Сказав жене, какое слово молвила ему Настя, Патап Максимыч строго-настрого наказал ей глядеть за дочерью в оба, чтоб девка в самом деле, забрав дурь в голову, бед не натворила.
– Особенно по весне, как дома меня не будет, – говорил он, – смотри ты, Аксинья, за ней хорошенько. Летом до греха недолго. По грибы аль по ягоды, чтоб обе они и думать не смели ходить, за околицу одних не пускай, всяко может случиться.
– Стану глядеть, Максимыч, – отвечала Аксинья. – Как не смотреть за молодыми девицами! Только по моему глупому разуму, напрасно ты про Настю думаешь, чтоб она такое дело сделала… Скор ты больно на речи-то, Максимыч!.. Давеча девку насмерть напугал. А с испугу мало ль какое слово иной раз сорвется. По глупости, спросту сказала.
– Спросту!.. Как же!.. – возразил Патап Максимыч. – Нет, у ней что-нибудь да есть на уме. Ты бы из нее повыпытала, может, промолвится. Только не бранью, смотри, не попреками. Видишь, какая нравная девка стала, тут грозой ничего не поделаешь… Уж не затеяно ли у ней с кем в скиту?
– Не греши попусту, Максимыч, – сказала Аксинья Захаровна. – Немало я сегодня пытала у матушки Манефы: не видала ль Настасья кого из наезжих, не приглянулся ли кто. «Нет, говорит, не видывала никого ни Настя, ни Параня». В строгости ведь она держала их. И Фленушка то же говорит.
– Да что Фленушка! – заметил Патап Максимыч. – Фленушка хоть и знала бы что, так покроет, а Манефа на старости ничего не видит. Ты бы других расспросила.
– Спрошу, Максимыч. Вот хоть Анафрольюшку.
– Да умненько спрашивай, стороной да обиняками, шутками больше, девку бы не срамить.
Лишь только вышел Патап Максимыч из Настиной светлицы, вбежала туда Фленушка.
– Ну вот, умница, – сказала она, взявши руками раскрасневшиеся от подавляемого волнения Настины щеки. – Молодец девка! Можно чести приписать!.. Важно отца отделала!.. До последнего словечка все слышала, у двери все время стояла… Говорила я тебе, что струсит… По-моему вышло…
– Жалко мне тятеньку, Фленушка, совестно перед ним, – отвечала Настя.

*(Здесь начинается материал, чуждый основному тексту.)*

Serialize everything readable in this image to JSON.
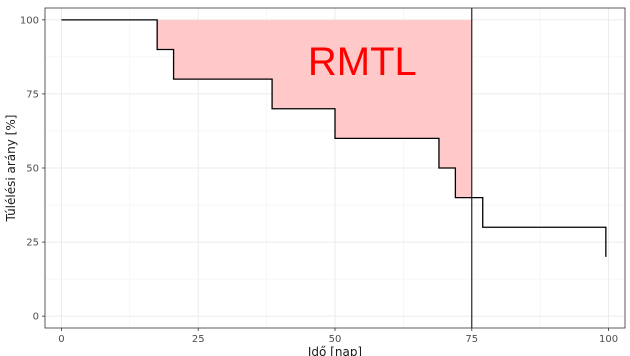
{
  "chart_data": {
    "type": "line",
    "xlabel": "Idő [nap]",
    "ylabel": "Túlélési arány [%]",
    "xlim": [
      -3,
      103
    ],
    "ylim": [
      -4,
      104
    ],
    "x_ticks": [
      0,
      25,
      50,
      75,
      100
    ],
    "x_tick_labels": [
      "0",
      "25",
      "50",
      "75",
      "100"
    ],
    "y_ticks": [
      0,
      25,
      50,
      75,
      100
    ],
    "y_tick_labels": [
      "0",
      "25",
      "50",
      "75",
      "100"
    ],
    "grid": true,
    "series": [
      {
        "step": "post",
        "x": [
          0,
          17.5,
          20.5,
          38.5,
          50,
          69,
          72,
          77,
          99.5
        ],
        "y": [
          100,
          90,
          80,
          70,
          60,
          50,
          40,
          30,
          20
        ],
        "color": "#000000"
      }
    ],
    "vertical_line": {
      "x": 75,
      "color": "#000000"
    },
    "shaded_area": {
      "from_x": 0,
      "to_x": 75,
      "upper_y": 100,
      "fill": "#ffc9c9"
    },
    "annotations": [
      {
        "text": "RMTL",
        "x": 55,
        "y": 85,
        "color": "#ff0000"
      }
    ]
  }
}
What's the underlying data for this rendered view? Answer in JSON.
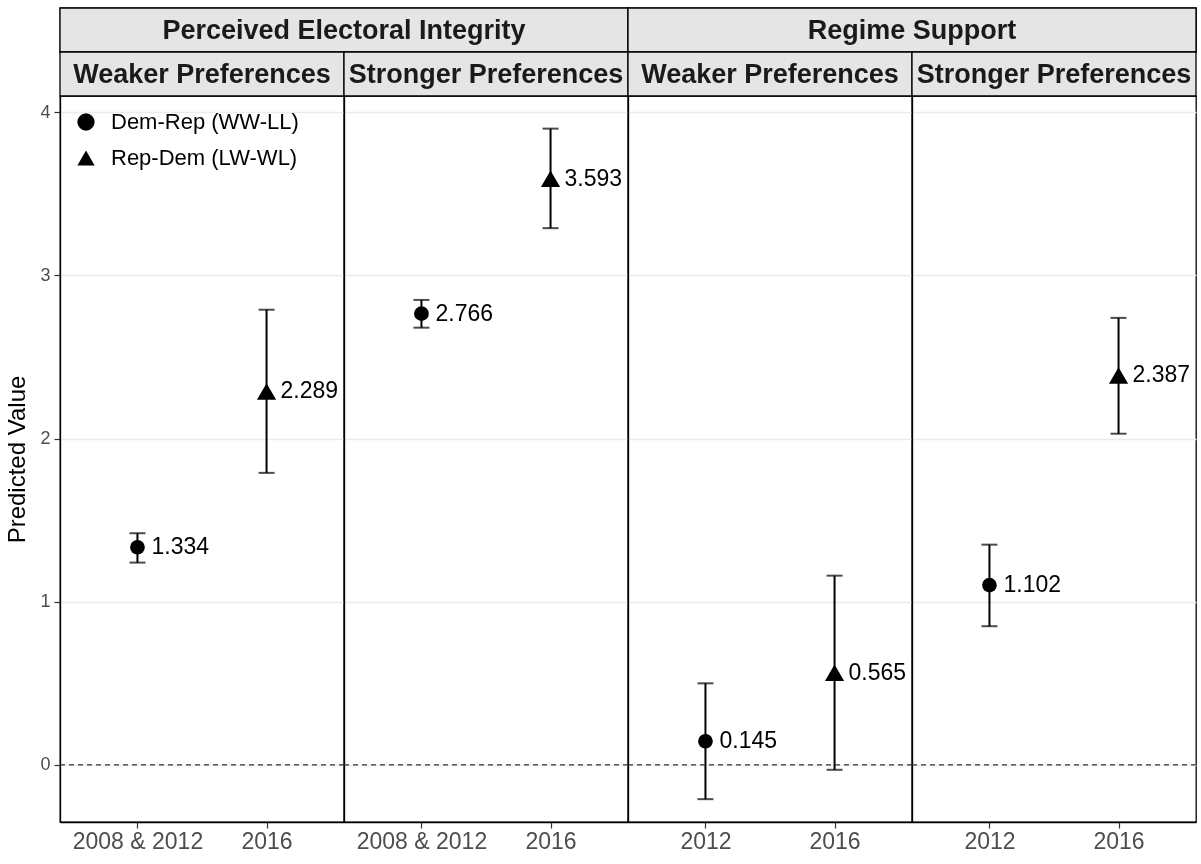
{
  "chart_data": [
    {
      "type": "scatter",
      "title": "Perceived Electoral Integrity",
      "subtitle": "Weaker Preferences",
      "ylabel": "Predicted Value",
      "categories": [
        "2008 & 2012",
        "2016"
      ],
      "series": [
        {
          "name": "Dem-Rep (WW-LL)",
          "color": "#000000",
          "marker": "circle",
          "values": [
            1.334,
            null
          ],
          "errors": [
            [
              1.24,
              1.42
            ],
            null
          ]
        },
        {
          "name": "Rep-Dem (LW-WL)",
          "color": "#000000",
          "marker": "triangle",
          "values": [
            null,
            2.289
          ],
          "errors": [
            null,
            [
              1.79,
              2.79
            ]
          ]
        }
      ],
      "ylim": [
        -0.35,
        4.1
      ],
      "yticks": [
        0,
        1,
        2,
        3,
        4
      ],
      "grid": "y",
      "legend": "top left",
      "data_labels": true,
      "ref_lines": [
        {
          "axis": "y",
          "value": 0,
          "line_style": "dashed",
          "color": "#333333"
        }
      ]
    },
    {
      "type": "scatter",
      "subtitle": "Stronger Preferences",
      "categories": [
        "2008 & 2012",
        "2016"
      ],
      "series": [
        {
          "color": "#000000",
          "marker": "circle",
          "values": [
            2.766,
            null
          ],
          "errors": [
            [
              2.68,
              2.85
            ],
            null
          ]
        },
        {
          "color": "#000000",
          "marker": "triangle",
          "values": [
            null,
            3.593
          ],
          "errors": [
            null,
            [
              3.29,
              3.9
            ]
          ]
        }
      ],
      "ylim": [
        -0.35,
        4.1
      ],
      "yticks": [
        0,
        1,
        2,
        3,
        4
      ],
      "grid": "y",
      "tick_labels": "x",
      "data_labels": true,
      "ref_lines": [
        {
          "axis": "y",
          "value": 0,
          "line_style": "dashed",
          "color": "#333333"
        }
      ]
    },
    {
      "type": "scatter",
      "title": "Regime Support",
      "subtitle": "Weaker Preferences",
      "categories": [
        "2012",
        "2016"
      ],
      "series": [
        {
          "color": "#000000",
          "marker": "circle",
          "values": [
            0.145,
            null
          ],
          "errors": [
            [
              -0.21,
              0.5
            ],
            null
          ]
        },
        {
          "color": "#000000",
          "marker": "triangle",
          "values": [
            null,
            0.565
          ],
          "errors": [
            null,
            [
              -0.03,
              1.16
            ]
          ]
        }
      ],
      "ylim": [
        -0.35,
        4.1
      ],
      "yticks": [
        0,
        1,
        2,
        3,
        4
      ],
      "grid": "y",
      "tick_labels": "x",
      "data_labels": true,
      "ref_lines": [
        {
          "axis": "y",
          "value": 0,
          "line_style": "dashed",
          "color": "#333333"
        }
      ]
    },
    {
      "type": "scatter",
      "subtitle": "Stronger Preferences",
      "categories": [
        "2012",
        "2016"
      ],
      "series": [
        {
          "color": "#000000",
          "marker": "circle",
          "values": [
            1.102,
            null
          ],
          "errors": [
            [
              0.85,
              1.35
            ],
            null
          ]
        },
        {
          "color": "#000000",
          "marker": "triangle",
          "values": [
            null,
            2.387
          ],
          "errors": [
            null,
            [
              2.03,
              2.74
            ]
          ]
        }
      ],
      "ylim": [
        -0.35,
        4.1
      ],
      "yticks": [
        0,
        1,
        2,
        3,
        4
      ],
      "grid": "y",
      "tick_labels": "x",
      "data_labels": true,
      "ref_lines": [
        {
          "axis": "y",
          "value": 0,
          "line_style": "dashed",
          "color": "#333333"
        }
      ]
    }
  ]
}
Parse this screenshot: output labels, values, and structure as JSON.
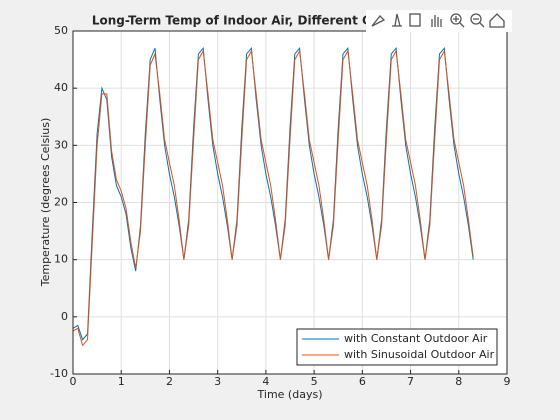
{
  "chart_data": {
    "type": "line",
    "title": "Long-Term Temp of Indoor Air, Different Outdoor Air Temps",
    "xlabel": "Time (days)",
    "ylabel": "Temperature (degrees Celsius)",
    "x": [
      0,
      0.1,
      0.2,
      0.3,
      0.4,
      0.5,
      0.6,
      0.7,
      0.8,
      0.9,
      1,
      1.1,
      1.2,
      1.3,
      1.4,
      1.5,
      1.6,
      1.7,
      1.8,
      1.9,
      2,
      2.1,
      2.2,
      2.3,
      2.4,
      2.5,
      2.6,
      2.7,
      2.8,
      2.9,
      3,
      3.1,
      3.2,
      3.3,
      3.4,
      3.5,
      3.6,
      3.7,
      3.8,
      3.9,
      4,
      4.1,
      4.2,
      4.3,
      4.4,
      4.5,
      4.6,
      4.7,
      4.8,
      4.9,
      5,
      5.1,
      5.2,
      5.3,
      5.4,
      5.5,
      5.6,
      5.7,
      5.8,
      5.9,
      6,
      6.1,
      6.2,
      6.3,
      6.4,
      6.5,
      6.6,
      6.7,
      6.8,
      6.9,
      7,
      7.1,
      7.2,
      7.3,
      7.4,
      7.5,
      7.6,
      7.7,
      7.8,
      7.9,
      8,
      8.1,
      8.2,
      8.3
    ],
    "series": [
      {
        "name": "with Constant Outdoor Air",
        "color": "#0072bd",
        "values": [
          -2,
          -1.5,
          -4,
          -3,
          15,
          32,
          40,
          38,
          28,
          23,
          21,
          18,
          12,
          8,
          16,
          32,
          45,
          47,
          38,
          30,
          25,
          21,
          16,
          10,
          17,
          33,
          46,
          47,
          38,
          30,
          25,
          21,
          16,
          10,
          17,
          33,
          46,
          47,
          38,
          30,
          25,
          21,
          16,
          10,
          17,
          33,
          46,
          47,
          38,
          30,
          25,
          21,
          16,
          10,
          17,
          33,
          46,
          47,
          38,
          30,
          25,
          21,
          16,
          10,
          17,
          33,
          46,
          47,
          38,
          30,
          25,
          21,
          16,
          10,
          17,
          33,
          46,
          47,
          38,
          30,
          25,
          21,
          16,
          10
        ]
      },
      {
        "name": "with Sinusoidal Outdoor Air",
        "color": "#d95319",
        "values": [
          -2.5,
          -2,
          -5,
          -4,
          13,
          30,
          39,
          39,
          29,
          24,
          22,
          19,
          13,
          8.5,
          15,
          30,
          44,
          46,
          39,
          31,
          27,
          23,
          17,
          10,
          16,
          31,
          45,
          46.5,
          39,
          31,
          27,
          23,
          17,
          10,
          16,
          31,
          45,
          46.5,
          39,
          31,
          27,
          23,
          17,
          10,
          16,
          31,
          45,
          46.5,
          39,
          31,
          27,
          23,
          17,
          10,
          16,
          31,
          45,
          46.5,
          39,
          31,
          27,
          23,
          17,
          10,
          16,
          31,
          45,
          46.5,
          39,
          31,
          27,
          23,
          17,
          10,
          16,
          31,
          45,
          46.5,
          39,
          31,
          27,
          23,
          17,
          10.5
        ]
      }
    ],
    "xlim": [
      0,
      9
    ],
    "xticks": [
      0,
      1,
      2,
      3,
      4,
      5,
      6,
      7,
      8,
      9
    ],
    "ylim": [
      -10,
      50
    ],
    "yticks": [
      -10,
      0,
      10,
      20,
      30,
      40,
      50
    ],
    "grid": true,
    "legend": "southeast"
  }
}
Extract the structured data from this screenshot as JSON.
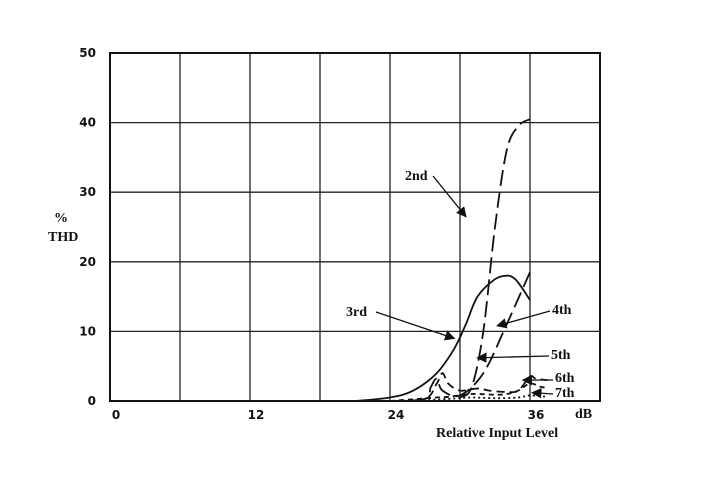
{
  "chart_data": {
    "type": "line",
    "xlabel": "Relative Input Level",
    "x_unit": "dB",
    "ylabel_lines": [
      "%",
      "THD"
    ],
    "xlim": [
      0,
      42
    ],
    "ylim": [
      0,
      50
    ],
    "x_ticks": [
      0,
      12,
      24,
      36
    ],
    "y_ticks": [
      0,
      10,
      20,
      30,
      40,
      50
    ],
    "grid": true,
    "series": [
      {
        "name": "2nd",
        "style": "long-dash",
        "x": [
          30,
          31,
          32,
          33,
          34,
          35,
          36
        ],
        "y": [
          0.5,
          2,
          10,
          25,
          36,
          39.5,
          40.5
        ]
      },
      {
        "name": "3rd",
        "style": "solid",
        "x": [
          21,
          24,
          26,
          28,
          29.5,
          30.5,
          31.5,
          33,
          34,
          34.5,
          35,
          36
        ],
        "y": [
          0,
          0.5,
          1.5,
          4,
          7.5,
          11,
          15,
          17.5,
          18,
          17.8,
          17,
          14.5
        ]
      },
      {
        "name": "4th",
        "style": "long-dash",
        "x": [
          24,
          27,
          27.5,
          28,
          28.5,
          30,
          32,
          34,
          36
        ],
        "y": [
          0,
          0.3,
          2,
          3.2,
          1.5,
          0.8,
          4,
          11,
          18.5
        ]
      },
      {
        "name": "5th",
        "style": "dash",
        "x": [
          24,
          27,
          28,
          28.5,
          29,
          30,
          31.5,
          32.5,
          34,
          35,
          36,
          36.5,
          37.5
        ],
        "y": [
          0,
          0.3,
          2.5,
          4,
          2.5,
          1.5,
          1.8,
          1.5,
          1.3,
          1.5,
          3.5,
          3.2,
          3
        ]
      },
      {
        "name": "6th",
        "style": "short-dash",
        "x": [
          24,
          28,
          29,
          31,
          33,
          34,
          35,
          36,
          37,
          37.5
        ],
        "y": [
          0,
          0.5,
          0.6,
          1,
          0.9,
          1,
          1.5,
          2.5,
          2,
          2
        ]
      },
      {
        "name": "7th",
        "style": "dot",
        "x": [
          26,
          29,
          31,
          33,
          35,
          36,
          37.5
        ],
        "y": [
          0,
          0.3,
          0.5,
          0.4,
          0.5,
          0.8,
          0.6
        ]
      }
    ],
    "annotations": [
      {
        "text": "2nd",
        "target": "2nd"
      },
      {
        "text": "3rd",
        "target": "3rd"
      },
      {
        "text": "4th",
        "target": "4th"
      },
      {
        "text": "5th",
        "target": "5th"
      },
      {
        "text": "6th",
        "target": "6th"
      },
      {
        "text": "7th",
        "target": "7th"
      }
    ]
  }
}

– Уж ты зачнешь хныкать! – сказала Фленушка. – Ну, ступай прощенья просить, «прости, мол, тятенька, Христа ради, ни впредь, ни после не буду и сейчас с самарским женихом под венец пойду…» Не дури, Настасья Патаповна… Благо отсрочку дал.
– Что ж из того, что отсрочка дана?.. Потом-то что?.. – сказала Настя.
– Алешкиной женой будешь, – молвила Фленушка.
– Как же так?
– Уходом. Ты, Настя, молчи, слез не рони, бела лица не томи: все живой рукой обделаем. Смотри только, построже с отцом разговаривай, а слез чтоб в заводе при нем не бывало. Слышишь?